When Ralph Denham entered the room and saw Katharine seated with her back to him, he was conscious of a change in the grade of the atmosphere such as a traveler meets with sometimes upon the roads, particularly after sunset, when, without warning, he runs from clammy chill to a hoard of unspent warmth in which the sweetness of hay and beanfield is cherished, as if the sun still shone although the moon is up. He hesitated; he shuddered; he walked elaborately to the window and laid aside his coat. He balanced his stick most carefully against the folds of the curtain. Thus occupied with his own sensations and preparations, he had little time to observe what either of the other two was feeling. Such symptoms of agitation as he might perceive (and they had left their tokens in brightness of eye and pallor of cheeks) seemed to him well befitting the actors in so great a drama as that of Katharine Hilbery’s daily life. Beauty and passion were the breath of her being, he thought.
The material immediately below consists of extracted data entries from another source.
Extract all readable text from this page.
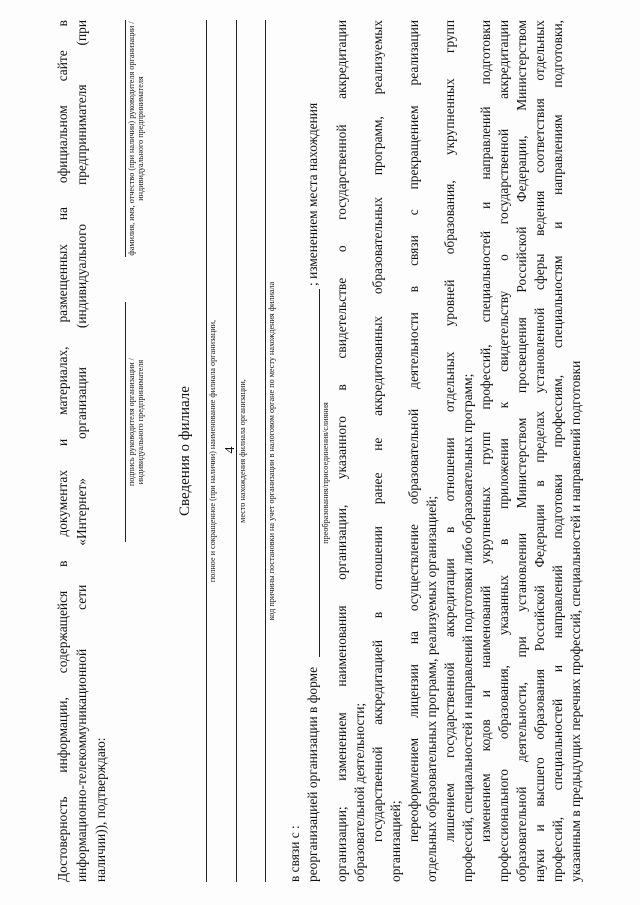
4
Достоверность информации, содержащейся в документах и материалах, размещенных на официальном сайте в информационно-телекоммуникационной сети «Интернет» организации (индивидуального предпринимателя (при наличии)), подтверждаю:
подпись руководителя организации / индивидуального предпринимателя
фамилия, имя, отчество (при наличии) руководителя организации / индивидуального предпринимателя
Сведения о филиале полное и сокращенное (при наличии) наименование филиала организации,	место нахождения филиала организации, код причины постановки на учет организации в налоговом органе по месту нахождения филиала
в связи с : реорганизацией организации в форме
; изменением места нахождения
преобразования/присоединения/слияния организации; изменением наименования организации, указанного в свидетельстве о государственной аккредитации образовательной деятельности; государственной аккредитацией в отношении ранее не аккредитованных образовательных программ, реализуемых организацией; переоформлением лицензии на осуществление образовательной деятельности в связи с прекращением реализации отдельных образовательных программ, реализуемых организацией; лишением государственной аккредитации в отношении отдельных уровней образования, укрупненных групп профессий, специальностей и направлений подготовки либо образовательных программ; изменением кодов и наименований укрупненных групп профессий, специальностей и направлений подготовки профессионального образования, указанных в приложении к свидетельству о государственной аккредитации образовательной деятельности, при установлении Министерством просвещения Российской Федерации, Министерством науки и высшего образования Российской Федерации в пределах установленной сферы ведения соответствия отдельных профессий, специальностей и направлений подготовки профессиям, специальностям и направлениям подготовки, указанным в предыдущих перечнях профессий, специальностей и направлений подготовки
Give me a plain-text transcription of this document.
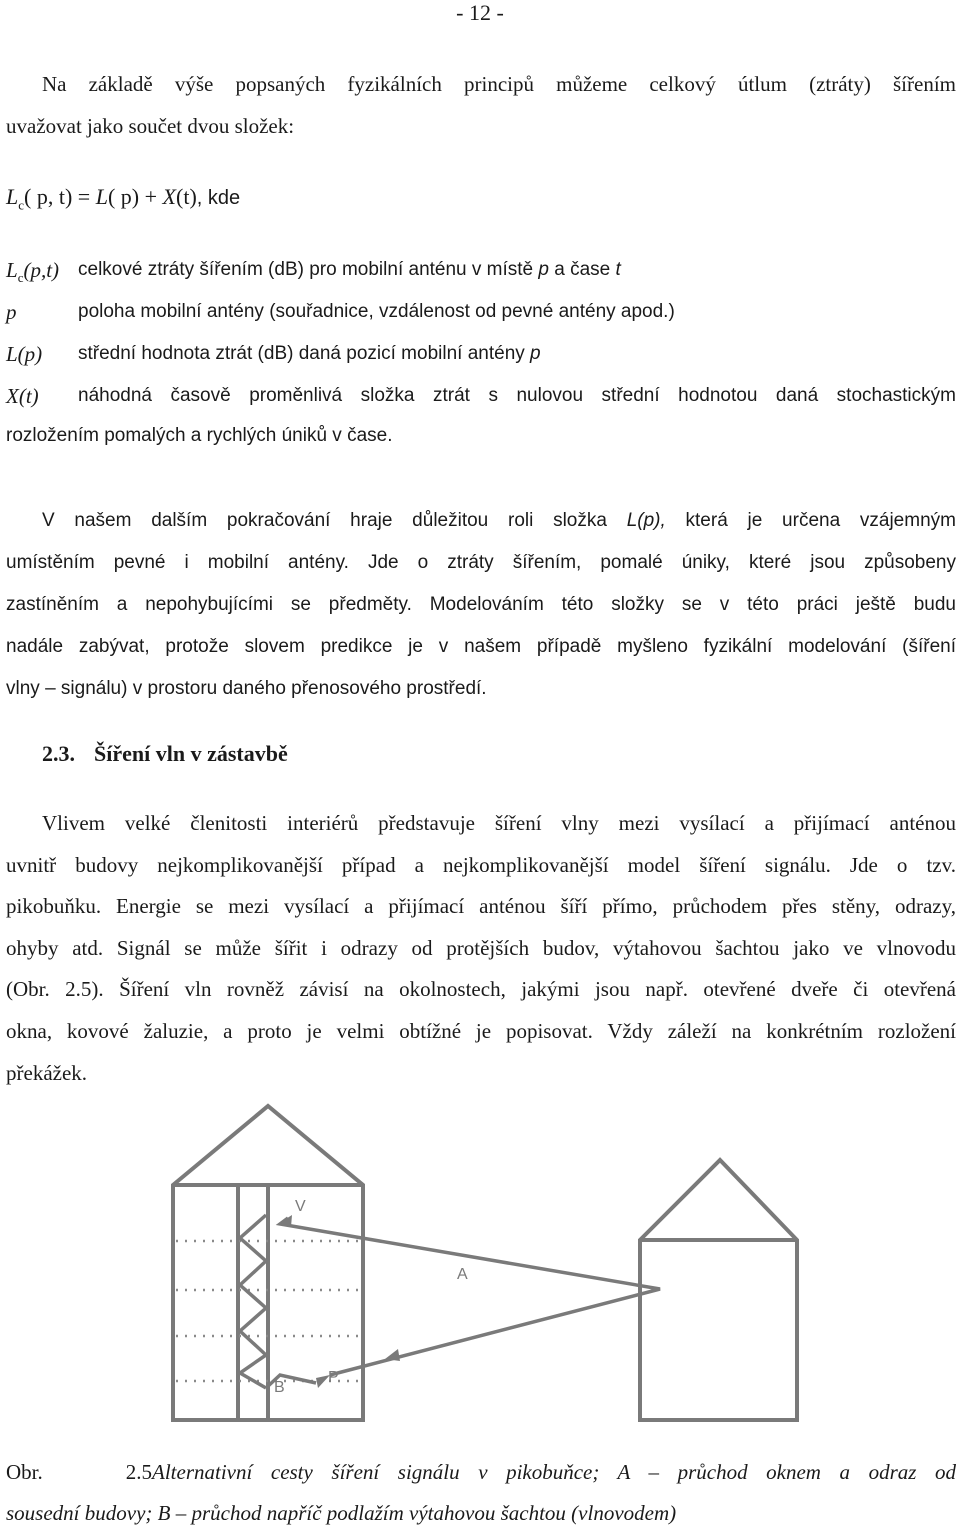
- 12 -
Na základě výše popsaných fyzikálních principů můžeme celkový útlum (ztráty) šířením
uvažovat jako součet dvou složek:
$L_c$( p, t) = L( p) + X(t), kde
$L_c(p,t)$ celkové ztráty šířením (dB) pro mobilní anténu v místě p a čase t
p	poloha mobilní antény (souřadnice, vzdálenost od pevné antény apod.)
L(p) střední hodnota ztrát (dB) daná pozicí mobilní antény p
X(t) náhodná časově proměnlivá složka ztrát s nulovou střední hodnotou daná stochastickým
rozložením pomalých a rychlých úniků v čase.
V našem dalším pokračování hraje důležitou roli složka L(p), která je určena vzájemným
umístěním pevné i mobilní antény. Jde o ztráty šířením, pomalé úniky, které jsou způsobeny
zastíněním a nepohybujícími se předměty. Modelováním této složky se v této práci ještě budu
nadále zabývat, protože slovem predikce je v našem případě myšleno fyzikální modelování (šíření
vlny – signálu) v prostoru daného přenosového prostředí.
2.3. Šíření vln v zástavbě
Vlivem velké členitosti interiérů představuje šíření vlny mezi vysílací a přijímací anténou
uvnitř budovy nejkomplikovanější případ a nejkomplikovanější model šíření signálu. Jde o tzv.
pikobuňku. Energie se mezi vysílací a přijímací anténou šíří přímo, průchodem přes stěny, odrazy,
ohyby atd. Signál se může šířit i odrazy od protějších budov, výtahovou šachtou jako ve vlnovodu
(Obr. 2.5). Šíření vln rovněž závisí na okolnostech, jakými jsou např. otevřené dveře či otevřená
okna, kovové žaluzie, a proto je velmi obtížné je popisovat. Vždy záleží na konkrétním rozložení
překážek.
V
A
B
P
Obr. 2.5Alternativní cesty šíření signálu v pikobuňce; A – průchod oknem a odraz od
sousední budovy; B – průchod napříč podlažím výtahovou šachtou (vlnovodem)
She scarcely noticed his presence, or only as it forced her to adopt a manner of composure, which she was certainly far from feeling. William, however, was even more agitated than she was, and her first instalment of promised help took the form of some commonplace upon the age of the building or the architect’s name, which gave him an excuse to fumble in a drawer for certain designs, which he laid upon the table between the three of them.

Which of the three followed the designs most carefully it would be difficult to tell, but it is certain that not one of the three found for the moment anything to say. Years of training in a drawing-room came at length to Katharine’s help, and she said something suitable, at the same moment withdrawing her hand from the table because she perceived that it trembled. William agreed effusively; Denham corroborated him, speaking in rather high-pitched tones; they thrust aside the plans, and drew nearer to the fireplace.

“I’d rather live here than anywhere in the whole of London,” said Denham.

(“And I’ve got nowhere to live”) Katharine thought, as she agreed aloud.

“You could get rooms here, no doubt, if you wanted to,” Rodney replied.

“But I’m just leaving London for good – I’ve taken that cottage I was telling you about.” The announcement seemed to convey very little to either of his hearers.

“Indeed? – that’s sad… You must give me your address. But you won’t cut yourself off altogether, surely – ”

“You’ll be moving, too, I suppose,” Denham remarked.